The ordinance would apply to all contracts over $50,000 for window-washing, security and janitorial services, and would require companies pay a prevailing wage, comply with labor law and carry workers compensation and other crucial insurance. It would disqualify companies with past labor law violations or multiple violations of the prevailing wage standard. It would also mandate that no existing employees be replaced by a new contractor during a 45-day transition period; and if people are laid off during this period, it must be done on the basis of seniority.
The ordinance has the support of 31 out of the city’s 50 aldermen, according to the union, but it needs to be called for a committee hearing in order to go to a full Council vote. So far that has not happened, and the way things go in Chicago it also needs the mayor’s support.
“We’ll deliver our message to Mr. Emanuel, we’ll tell him to look for savings elsewhere, not in our pockets because our pockets are almost empty,” says Ewa Miklewicz, a janitor and union member for more than three decades.
Unions see the ordinance as especially important as the city is under intense budget pressure and expected to privatize more city services, meaning more contractors will be hired. Currently union janitors at the city’s two airports are also worried about losing their jobs. A contract for janitorial services at O’Hare International airport recently expired and a leading bid by the company United Maintenance Company Inc. would reportedly mean about 340 SEIU Local 1 janitors lose their jobs.

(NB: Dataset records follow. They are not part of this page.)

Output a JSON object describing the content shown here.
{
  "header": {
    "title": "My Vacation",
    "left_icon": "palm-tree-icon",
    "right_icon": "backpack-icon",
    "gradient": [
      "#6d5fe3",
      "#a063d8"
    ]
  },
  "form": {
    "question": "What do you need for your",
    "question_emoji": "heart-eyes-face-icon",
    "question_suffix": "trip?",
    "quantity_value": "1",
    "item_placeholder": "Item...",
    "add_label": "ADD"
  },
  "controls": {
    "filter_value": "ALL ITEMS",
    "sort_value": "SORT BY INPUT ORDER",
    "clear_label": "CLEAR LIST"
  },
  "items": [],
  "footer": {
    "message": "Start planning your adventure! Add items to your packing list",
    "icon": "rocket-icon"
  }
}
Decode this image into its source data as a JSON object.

Union president Tom Balanoff told the Chicago Tribune that company officials told him they would hire their own, likely non-union workers.

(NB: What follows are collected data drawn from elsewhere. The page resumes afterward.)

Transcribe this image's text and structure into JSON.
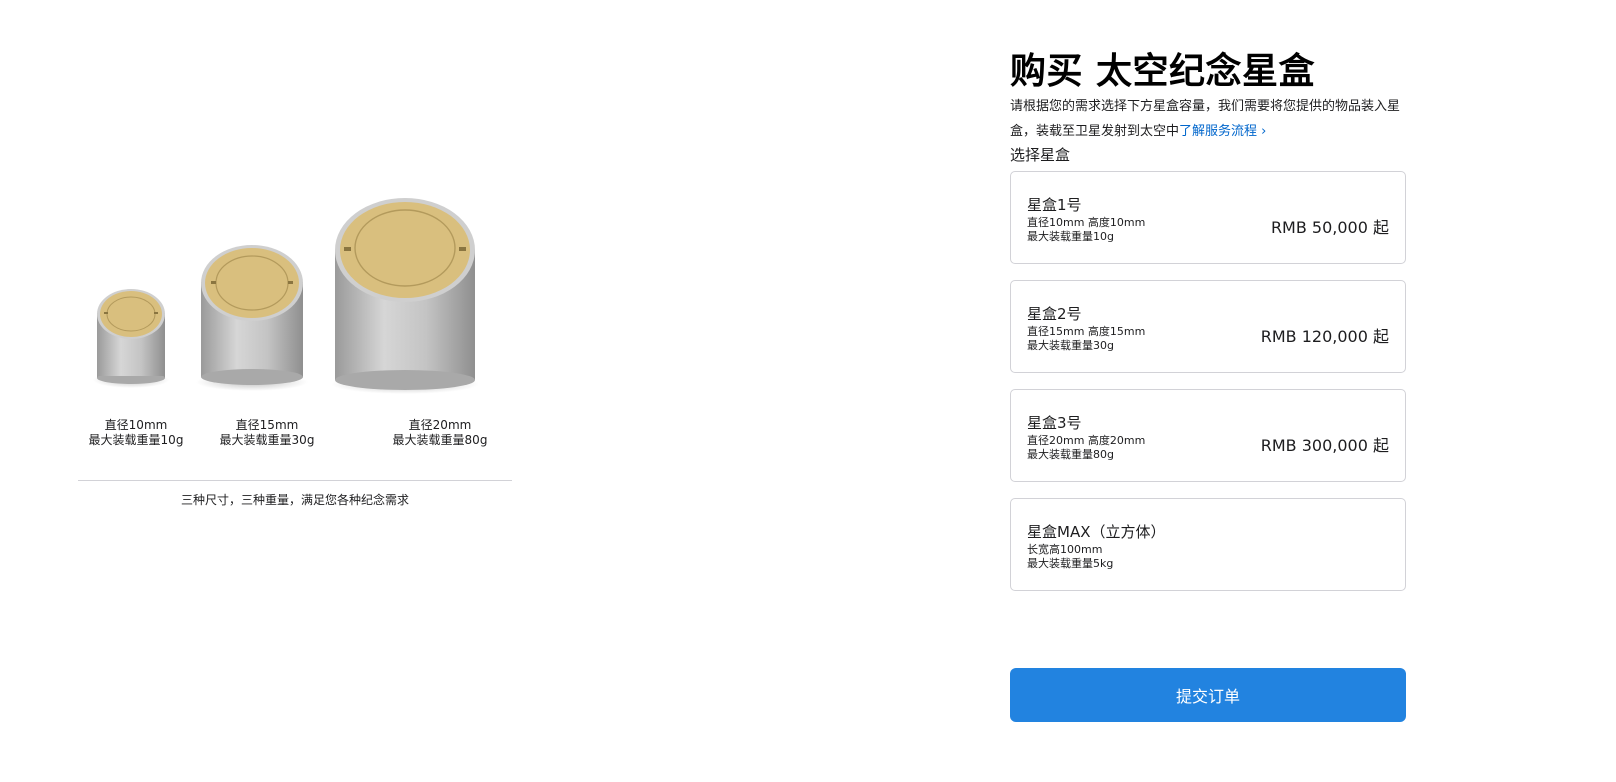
{
  "header": {
    "title": "购买 太空纪念星盒",
    "intro_text": "请根据您的需求选择下方星盒容量，我们需要将您提供的物品装入星盒，装载至卫星发射到太空中",
    "intro_link": "了解服务流程 ›",
    "section_label": "选择星盒"
  },
  "showcase": {
    "products": [
      {
        "name": "small-capsule",
        "diameter": "直径10mm",
        "capacity": "最大装载重量10g"
      },
      {
        "name": "medium-capsule",
        "diameter": "直径15mm",
        "capacity": "最大装载重量30g"
      },
      {
        "name": "large-capsule",
        "diameter": "直径20mm",
        "capacity": "最大装载重量80g"
      }
    ],
    "footnote": "三种尺寸，三种重量，满足您各种纪念需求"
  },
  "options": [
    {
      "name": "星盒1号",
      "spec_line1": "直径10mm 高度10mm",
      "spec_line2": "最大装载重量10g",
      "price": "RMB 50,000 起"
    },
    {
      "name": "星盒2号",
      "spec_line1": "直径15mm 高度15mm",
      "spec_line2": "最大装载重量30g",
      "price": "RMB 120,000 起"
    },
    {
      "name": "星盒3号",
      "spec_line1": "直径20mm 高度20mm",
      "spec_line2": "最大装载重量80g",
      "price": "RMB 300,000 起"
    },
    {
      "name": "星盒MAX（立方体）",
      "spec_line1": "长宽高100mm",
      "spec_line2": "最大装载重量5kg",
      "price": ""
    }
  ],
  "actions": {
    "submit_label": "提交订单"
  },
  "colors": {
    "accent": "#2283e0",
    "link": "#0066cc",
    "border": "#d2d2d7",
    "capsule_lid": "#d9bf7e",
    "capsule_body": "#bdbdbd"
  }
}
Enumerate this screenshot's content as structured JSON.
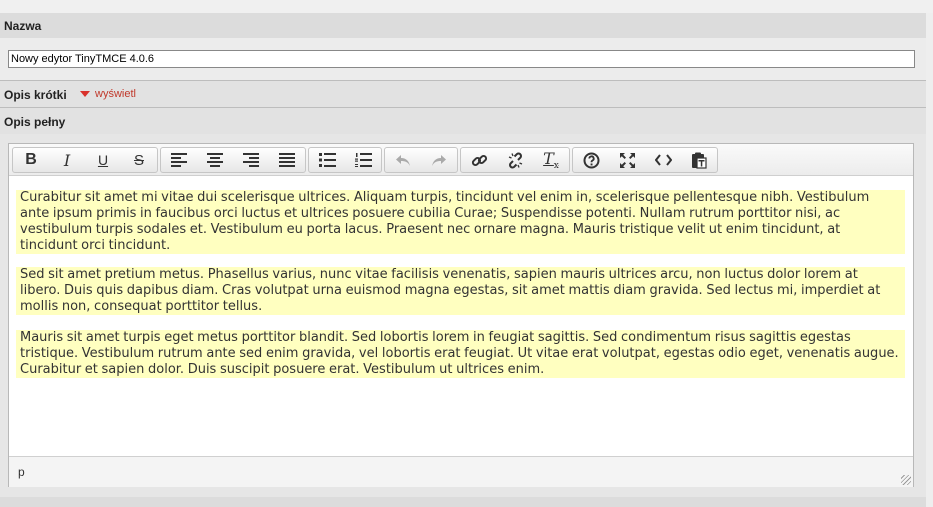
{
  "form": {
    "name_label": "Nazwa",
    "name_value": "Nowy edytor TinyTMCE 4.0.6",
    "short_desc_label": "Opis krótki",
    "short_desc_toggle": "wyświetl",
    "full_desc_label": "Opis pełny"
  },
  "editor": {
    "toolbar_groups": [
      [
        {
          "name": "bold",
          "glyph": "B"
        },
        {
          "name": "italic",
          "glyph": "I"
        },
        {
          "name": "underline",
          "glyph": "U"
        },
        {
          "name": "strikethrough",
          "glyph": "S"
        }
      ],
      [
        {
          "name": "align-left"
        },
        {
          "name": "align-center"
        },
        {
          "name": "align-right"
        },
        {
          "name": "align-justify"
        }
      ],
      [
        {
          "name": "bullet-list"
        },
        {
          "name": "numbered-list"
        }
      ],
      [
        {
          "name": "undo"
        },
        {
          "name": "redo"
        }
      ],
      [
        {
          "name": "link"
        },
        {
          "name": "unlink"
        },
        {
          "name": "remove-format",
          "glyph": "Tx"
        }
      ],
      [
        {
          "name": "help"
        },
        {
          "name": "fullscreen"
        },
        {
          "name": "source-code"
        },
        {
          "name": "paste-text"
        }
      ]
    ],
    "paragraphs": [
      "Curabitur sit amet mi vitae dui scelerisque ultrices. Aliquam  turpis, tincidunt vel enim in, scelerisque pellentesque nibh. Vestibulum ante ipsum primis in faucibus orci luctus et ultrices posuere cubilia Curae; Suspendisse potenti. Nullam rutrum porttitor nisi, ac vestibulum turpis sodales et. Vestibulum eu porta lacus. Praesent nec ornare magna. Mauris tristique velit ut enim tincidunt, at tincidunt orci tincidunt.",
      "Sed sit amet pretium metus. Phasellus varius, nunc vitae facilisis venenatis, sapien mauris ultrices arcu, non luctus dolor lorem at libero. Duis quis dapibus diam. Cras volutpat urna euismod magna egestas, sit amet mattis diam gravida. Sed lectus mi, imperdiet at mollis non, consequat porttitor tellus.",
      "Mauris sit amet turpis eget metus porttitor blandit. Sed lobortis lorem in feugiat sagittis. Sed condimentum risus sagittis egestas tristique. Vestibulum rutrum ante sed enim gravida, vel lobortis erat feugiat. Ut vitae erat volutpat, egestas odio eget, venenatis augue. Curabitur et sapien dolor. Duis suscipit posuere erat. Vestibulum ut ultrices enim."
    ],
    "status_path": "p"
  },
  "colors": {
    "highlight": "#ffffc0",
    "accent": "#d9322c"
  }
}
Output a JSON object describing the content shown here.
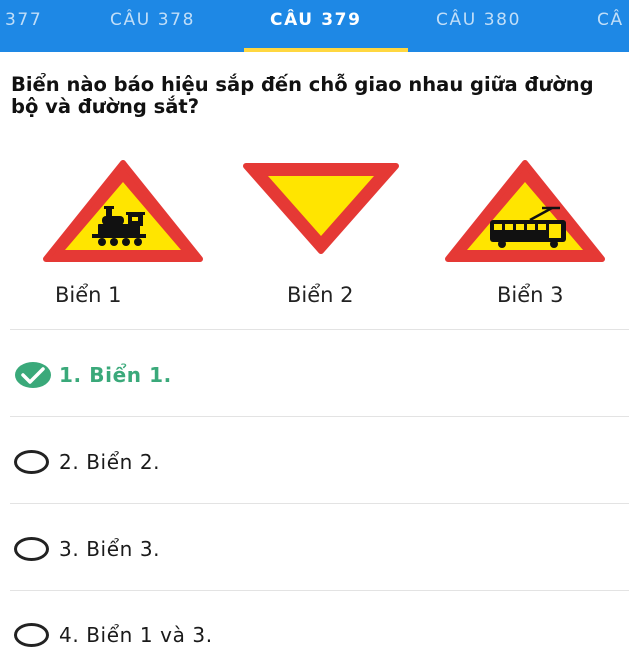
{
  "tabs": [
    {
      "label": "377"
    },
    {
      "label": "CÂU 378"
    },
    {
      "label": "CÂU 379",
      "active": true
    },
    {
      "label": "CÂU 380"
    },
    {
      "label": "CÂ"
    }
  ],
  "question": "Biển nào báo hiệu sắp đến chỗ giao nhau giữa đường bộ và đường sắt?",
  "signs": [
    {
      "label": "Biển 1",
      "icon": "train-warning-sign-icon"
    },
    {
      "label": "Biển 2",
      "icon": "give-way-sign-icon"
    },
    {
      "label": "Biển 3",
      "icon": "tram-warning-sign-icon"
    }
  ],
  "answers": [
    {
      "text": "1. Biển 1.",
      "correct": true
    },
    {
      "text": "2. Biển 2.",
      "correct": false
    },
    {
      "text": "3. Biển 3.",
      "correct": false
    },
    {
      "text": "4. Biển 1 và 3.",
      "correct": false
    }
  ],
  "colors": {
    "tabbar": "#1e88e5",
    "indicator": "#ffd740",
    "correct": "#3aa97a",
    "sign_border": "#e53935",
    "sign_fill": "#ffe500"
  }
}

“Every time you look up, a little part of the city workforce has been chopped away,” says Charles Brown, a former police officer who lives in the Englewood neighborhood on the city’s south side and who attended the janitors’ rally. “Chicago has a wonderful tradition of valuing hard work. Public contractors should not be leading the race to the bottom, the public workforce should set the standards…These (janitors) had good jobs and they were nice ladies and gentlemen. This irresponsible company hired replacement workers and didn’t honor the terms of their contract. And so far the city hasn’t done a D‑A-M‑N thing.”
The union charges that based on their research, even with the low wages, Dayspring will not be able to fulfill the terms it promised the city in its bid. The union says the company also didn’t follow the law in considering prevailing wages in its bid proposal. On June 8 the union filed a Freedom of Information Act with the city for documents related to the bid. Though FOIAs must legally be answered within seven working days, the union says they have still received no response.
“It’s obvious Mayor Emanuel is not going to do the right thing on his own, so we have to push him,” says organizer Laura Garza.
The letter to the mayor cited the plight of Catalina Bojorquez, a janitor for three years at the city’s 63rd Street police station who lost her job and her health insurance with the contract switch. She recently discovered she has an ovarian tumor and may need surgery.
Broughton is now surviving on $167 a month in disability payments — or barely surviving, since she has diabetes and no health insurance.
“We’re asking the mayor to pass this ordinance so I can get my job back,” she told the crowd outside city hall. “I like my job.”